Billionaires tend to have huge new houses built for them and are now the main employers of (very well paid) butlers. Such is the relevance of our old class system.
Indeed probably the most visible ‘class' nowadays (in the media, at least) is a new group of people - the Celebrity Class, which is a mixture of everyone who has somehow contrived to get in the public eye, from actors and billionaires to the latest winner of Love Island or Big Brother. It is a class of all classes and possibly both the most desired and most despised of all of them. And also the most irrelevant to the reality of our lives.
But whatever I may think about the relevance of class to my social circle, it is true that I am not likely to mix much with other groups of people who do not share one or more of my interests. Why would I?
And my interests are quite likely to be influenced considerably by how I was brought up, my education and the type of work I do or did. In itself this is not a difficulty: we do what we want to do and mix with those with whom we want to mix.
So then, if an aristocrat does not want to mix with me simply because of his perception that he is somehow superior to me, then his blinkered vision is his problem. Equally, there are many on the left who are fixated on viewing everything through a working class prism and so are similarly blinkered.
I was born into working class circumstances, with the tin bath hanging on the kitchen wall, but do not define myself by that. I had my opportunities, as did my parents, and we took them. With the support of my parents, I have moved on. I suppose that as a (retired) lawyer, I am now at least middle class and possibly upper middle class. So important!
But this type of change is not open to everyone. And it is here that a real class problem exists: amongst that underclass of people, who live in dreadful conditions and who do not have the choices which the rest of us have.
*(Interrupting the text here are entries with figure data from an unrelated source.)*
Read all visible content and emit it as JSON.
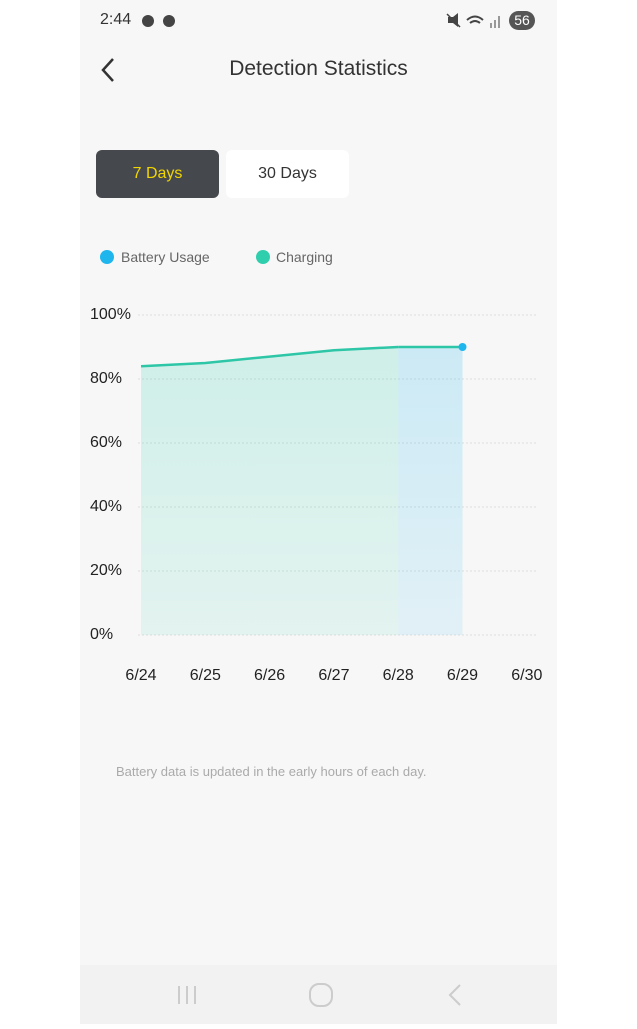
{
  "status_bar": {
    "time": "2:44",
    "battery": "56"
  },
  "header": {
    "title": "Detection Statistics"
  },
  "tabs": [
    "7 Days",
    "30 Days"
  ],
  "chart_data": {
    "type": "area",
    "categories": [
      "6/24",
      "6/25",
      "6/26",
      "6/27",
      "6/28",
      "6/29",
      "6/30"
    ],
    "series": [
      {
        "name": "Battery Usage",
        "color": "#1fb6ee",
        "values": [
          null,
          null,
          null,
          null,
          90,
          90,
          null
        ]
      },
      {
        "name": "Charging",
        "color": "#2fcfae",
        "values": [
          84,
          85,
          87,
          89,
          90,
          null,
          null
        ]
      }
    ],
    "line_color": "#2dc6a6",
    "ylim": [
      0,
      100
    ],
    "yticks": [
      {
        "value": 0,
        "label": "0%"
      },
      {
        "value": 20,
        "label": "20%"
      },
      {
        "value": 40,
        "label": "40%"
      },
      {
        "value": 60,
        "label": "60%"
      },
      {
        "value": 80,
        "label": "80%"
      },
      {
        "value": 100,
        "label": "100%"
      }
    ],
    "grid": true
  },
  "footer": {
    "note": "Battery data is updated in the early hours of each day."
  }
}
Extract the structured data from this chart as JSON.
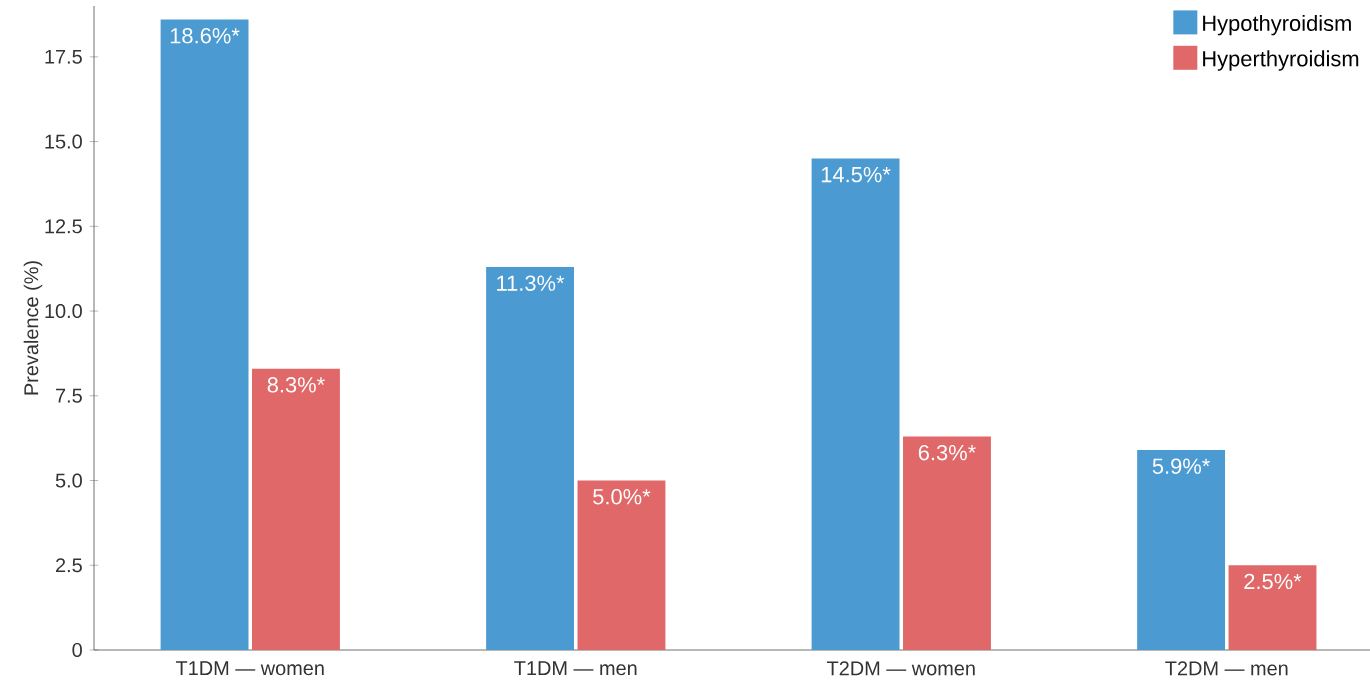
{
  "chart_data": {
    "type": "bar",
    "ylabel": "Prevalence (%)",
    "categories": [
      "T1DM — women",
      "T1DM — men",
      "T2DM — women",
      "T2DM — men"
    ],
    "series": [
      {
        "name": "Hypothyroidism",
        "color": "#4b9bd2",
        "values": [
          18.6,
          11.3,
          14.5,
          5.9
        ],
        "value_labels": [
          "18.6%*",
          "11.3%*",
          "14.5%*",
          "5.9%*"
        ]
      },
      {
        "name": "Hyperthyroidism",
        "color": "#e06868",
        "values": [
          8.3,
          5.0,
          6.3,
          2.5
        ],
        "value_labels": [
          "8.3%*",
          "5.0%*",
          "6.3%*",
          "2.5%*"
        ]
      }
    ],
    "ylim": [
      0,
      19
    ],
    "yticks": [
      0,
      2.5,
      {
        "value": 5,
        "label": "5.0"
      },
      7.5,
      {
        "value": 10,
        "label": "10.0"
      },
      12.5,
      {
        "value": 15,
        "label": "15.0"
      },
      17.5
    ],
    "legend": "top right",
    "grid": false
  }
}
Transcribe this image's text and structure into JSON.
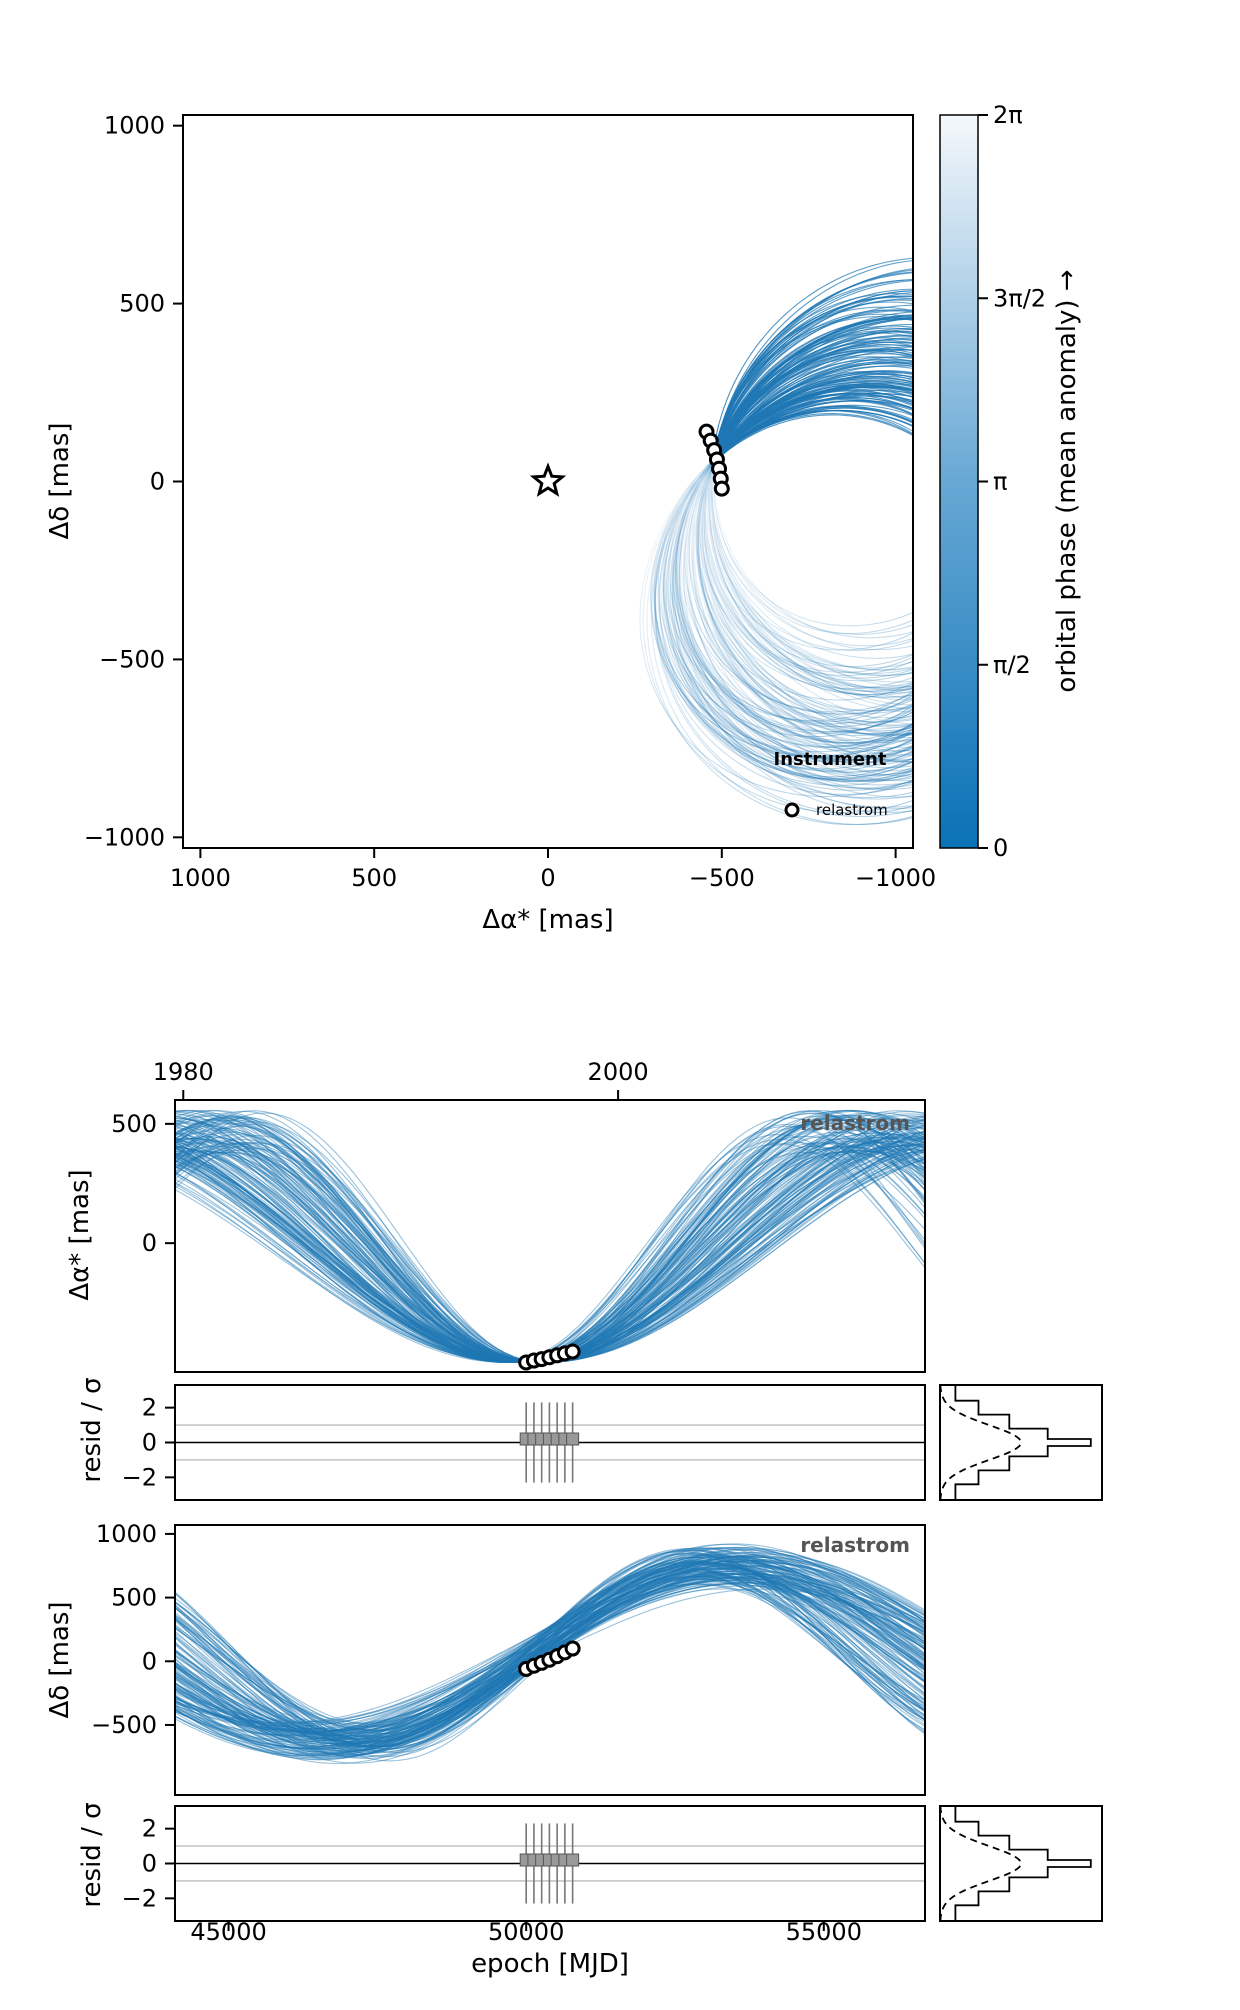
{
  "chart_data": [
    {
      "type": "line",
      "subtype": "orbit-sky-plane",
      "xlabel": "Δα* [mas]",
      "ylabel": "Δδ [mas]",
      "xlim": [
        1050,
        -1050
      ],
      "ylim": [
        -1030,
        1030
      ],
      "xticks": [
        1000,
        500,
        0,
        -500,
        -1000
      ],
      "xtick_labels": [
        "1000",
        "500",
        "0",
        "−500",
        "−1000"
      ],
      "yticks": [
        1000,
        500,
        0,
        -500,
        -1000
      ],
      "ytick_labels": [
        "1000",
        "500",
        "0",
        "−500",
        "−1000"
      ],
      "grid": false,
      "host_star": {
        "x": 0,
        "y": 0
      },
      "orbit_family": {
        "count": 150,
        "semi_major_axis_range": [
          470,
          640
        ],
        "eccentricity_range": [
          0.05,
          0.5
        ],
        "color": "#1f77b4"
      },
      "observations": {
        "x": [
          -456,
          -468,
          -478,
          -486,
          -492,
          -497,
          -500
        ],
        "y": [
          140,
          115,
          88,
          62,
          36,
          8,
          -20
        ]
      },
      "legend": {
        "title": "Instrument",
        "entries": [
          "relastrom"
        ],
        "position": "bottom-right"
      },
      "colorbar": {
        "label": "orbital phase (mean anomaly) →",
        "ticks": [
          "0",
          "π/2",
          "π",
          "3π/2",
          "2π"
        ],
        "color_low": "#0a72b6",
        "color_high": "#f5f8fb"
      }
    },
    {
      "type": "line",
      "subtype": "ra-offset-vs-epoch",
      "ylabel": "Δα* [mas]",
      "xlim": [
        44100,
        56700
      ],
      "ylim": [
        -540,
        600
      ],
      "yticks": [
        500,
        0
      ],
      "ytick_labels": [
        "500",
        "0"
      ],
      "top_axis": {
        "ticks": [
          1980,
          2000
        ],
        "tick_labels": [
          "1980",
          "2000"
        ],
        "years_mjd": [
          44239,
          51544
        ]
      },
      "instrument_label": "relastrom",
      "observations": {
        "epoch_mjd": [
          50000,
          50130,
          50260,
          50390,
          50520,
          50650,
          50780
        ],
        "value": [
          -500,
          -492,
          -486,
          -478,
          -470,
          -462,
          -454
        ]
      },
      "residuals": {
        "ylabel": "resid / σ",
        "yticks": [
          2,
          0,
          -2
        ],
        "ytick_labels": [
          "2",
          "0",
          "−2"
        ],
        "ylim": [
          -3.3,
          3.3
        ],
        "reference_lines": [
          1,
          0,
          -1
        ]
      }
    },
    {
      "type": "line",
      "subtype": "dec-offset-vs-epoch",
      "ylabel": "Δδ [mas]",
      "xlabel": "epoch [MJD]",
      "xlim": [
        44100,
        56700
      ],
      "ylim": [
        -1050,
        1070
      ],
      "xticks": [
        45000,
        50000,
        55000
      ],
      "xtick_labels": [
        "45000",
        "50000",
        "55000"
      ],
      "yticks": [
        1000,
        500,
        0,
        -500
      ],
      "ytick_labels": [
        "1000",
        "500",
        "0",
        "−500"
      ],
      "instrument_label": "relastrom",
      "observations": {
        "epoch_mjd": [
          50000,
          50130,
          50260,
          50390,
          50520,
          50650,
          50780
        ],
        "value": [
          -60,
          -35,
          -12,
          12,
          40,
          70,
          100
        ]
      },
      "residuals": {
        "ylabel": "resid / σ",
        "yticks": [
          2,
          0,
          -2
        ],
        "ytick_labels": [
          "2",
          "0",
          "−2"
        ],
        "ylim": [
          -3.3,
          3.3
        ],
        "reference_lines": [
          1,
          0,
          -1
        ]
      }
    }
  ]
}
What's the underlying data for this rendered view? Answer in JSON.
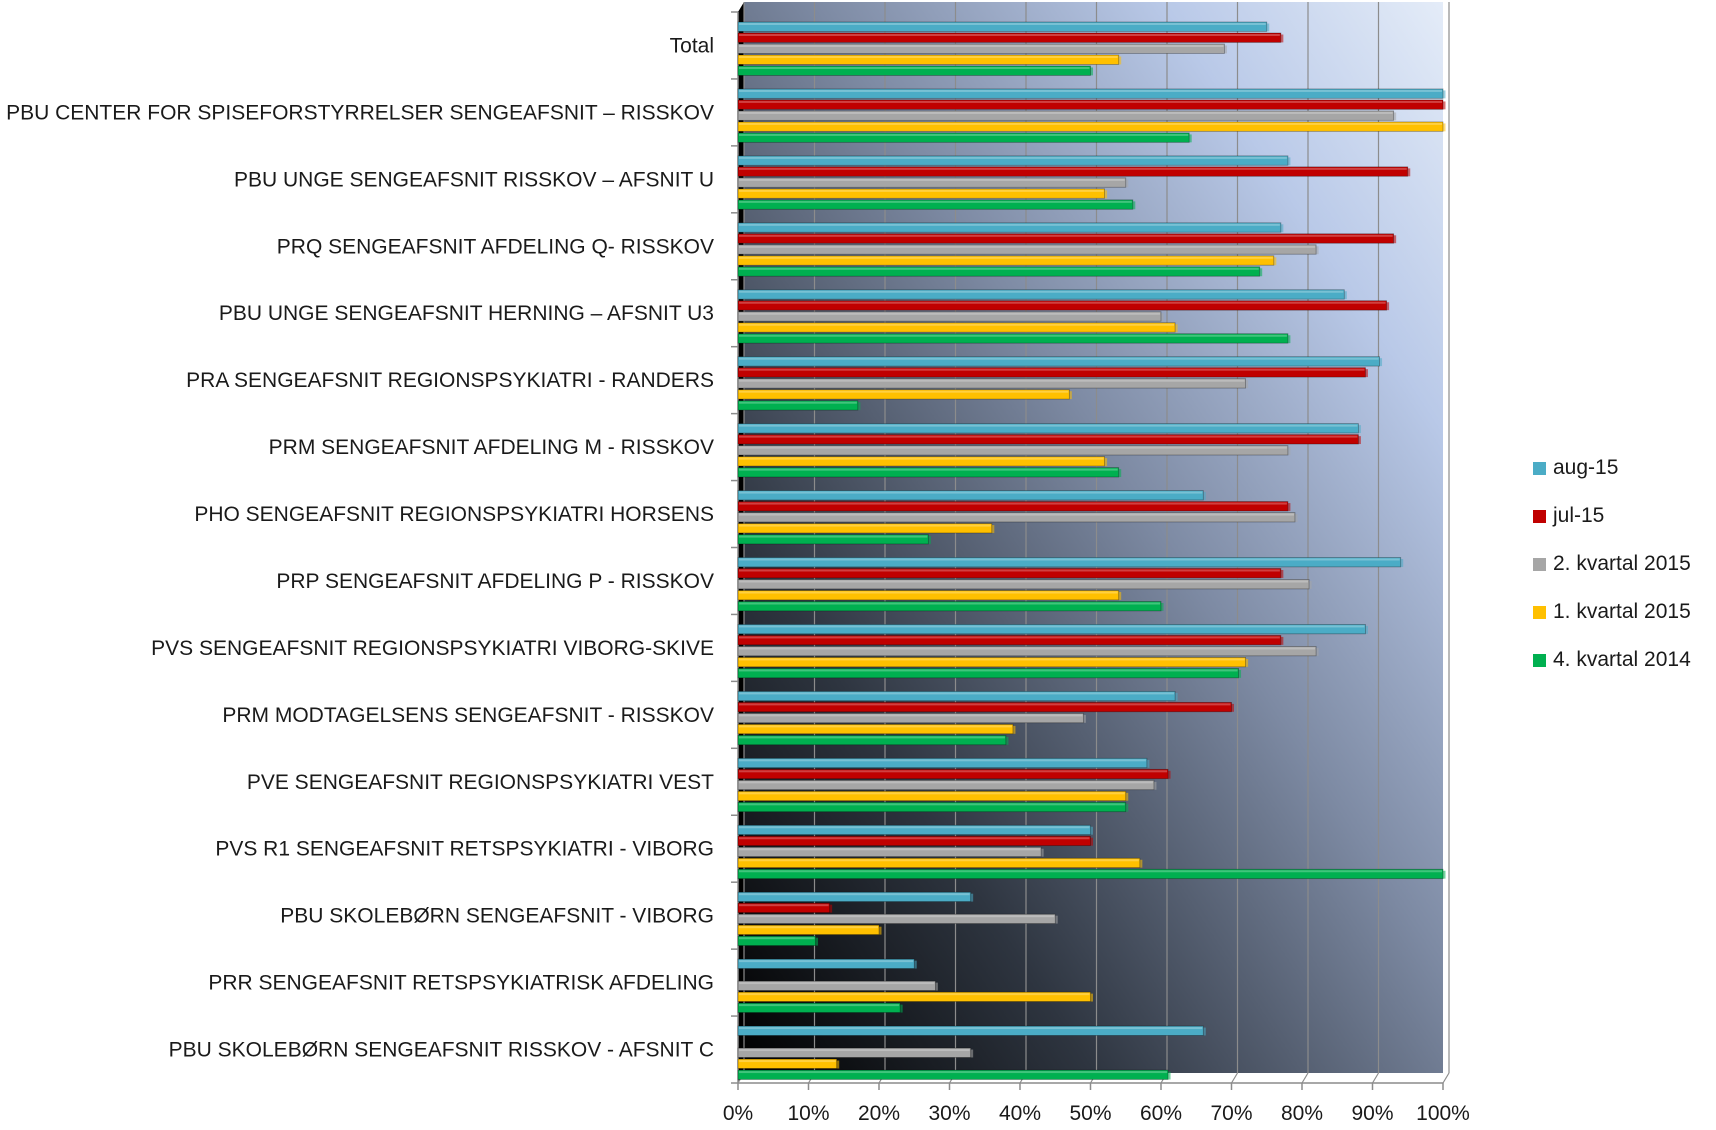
{
  "chart_data": {
    "type": "bar",
    "orientation": "horizontal",
    "categories": [
      "Total",
      "PBU CENTER FOR SPISEFORSTYRRELSER SENGEAFSNIT – RISSKOV",
      "PBU UNGE SENGEAFSNIT RISSKOV – AFSNIT U",
      "PRQ SENGEAFSNIT AFDELING Q- RISSKOV",
      "PBU UNGE SENGEAFSNIT HERNING – AFSNIT U3",
      "PRA SENGEAFSNIT REGIONSPSYKIATRI - RANDERS",
      "PRM SENGEAFSNIT AFDELING M - RISSKOV",
      "PHO SENGEAFSNIT REGIONSPSYKIATRI HORSENS",
      "PRP SENGEAFSNIT AFDELING P - RISSKOV",
      "PVS SENGEAFSNIT REGIONSPSYKIATRI VIBORG-SKIVE",
      "PRM MODTAGELSENS SENGEAFSNIT  - RISSKOV",
      "PVE SENGEAFSNIT REGIONSPSYKIATRI VEST",
      "PVS R1 SENGEAFSNIT RETSPSYKIATRI - VIBORG",
      "PBU SKOLEBØRN SENGEAFSNIT - VIBORG",
      "PRR SENGEAFSNIT RETSPSYKIATRISK AFDELING",
      "PBU SKOLEBØRN SENGEAFSNIT RISSKOV - AFSNIT C"
    ],
    "series": [
      {
        "name": "aug-15",
        "color": "#4bacc6",
        "values": [
          75,
          100,
          78,
          77,
          86,
          91,
          88,
          66,
          94,
          89,
          62,
          58,
          50,
          33,
          25,
          66
        ]
      },
      {
        "name": "jul-15",
        "color": "#c00000",
        "values": [
          77,
          100,
          95,
          93,
          92,
          89,
          88,
          78,
          77,
          77,
          70,
          61,
          50,
          13,
          0,
          0
        ]
      },
      {
        "name": "2. kvartal 2015",
        "color": "#a6a6a6",
        "values": [
          69,
          93,
          55,
          82,
          60,
          72,
          78,
          79,
          81,
          82,
          49,
          59,
          43,
          45,
          28,
          33
        ]
      },
      {
        "name": "1. kvartal 2015",
        "color": "#ffc000",
        "values": [
          54,
          100,
          52,
          76,
          62,
          47,
          52,
          36,
          54,
          72,
          39,
          55,
          57,
          20,
          50,
          14
        ]
      },
      {
        "name": "4. kvartal 2014",
        "color": "#00b050",
        "values": [
          50,
          64,
          56,
          74,
          78,
          17,
          54,
          27,
          60,
          71,
          38,
          55,
          100,
          11,
          23,
          61
        ]
      }
    ],
    "xlim": [
      0,
      100
    ],
    "ticks": [
      "0%",
      "10%",
      "20%",
      "30%",
      "40%",
      "50%",
      "60%",
      "70%",
      "80%",
      "90%",
      "100%"
    ],
    "grid": true,
    "legend_position": "right"
  }
}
They cannot take advantage of the chances that education gives if they are not encouraged to attend school, if they take drugs or are in prison. They will not maximise their chances of good health if chips are their only vegetable.
For us to talk about equality of opportunity for them is vacuous: even if excellent schools and health systems are there for them, the major influence in peoples' lives remains that of their parents or indeed parent. Statistically, the children of well-educated, well-off parents will usually progress just as well if they go to reasonably well-performing state schools as if they go to private schools.
For the other extreme in society, there is a very substantial problem in overcoming the malign influence of a home where there is no thought of trying to improve their position; where it is perfectly normal for state benefits, rather than work, to put burgers on the table and to keep the TV turned on in the corner of the room.
Measures, such as school breakfast clubs, free school lunches for all, including during school holidays, are used, along with trying to raise the standard of teaching in all schools. But enabling people to take responsibility for their own lives is very difficult and, almost, a contradiction in terms.
So then, it seems to me that we can live with most of our class system: its influence on most of our lives is largely imaginary and so benign, a means of encouraging foreign tourists to see our castles. What we do not want them to see, however are the conditions of those at the bottom of the heap. And that is where the influence of class is, sadly, not imaginary but real - and malign.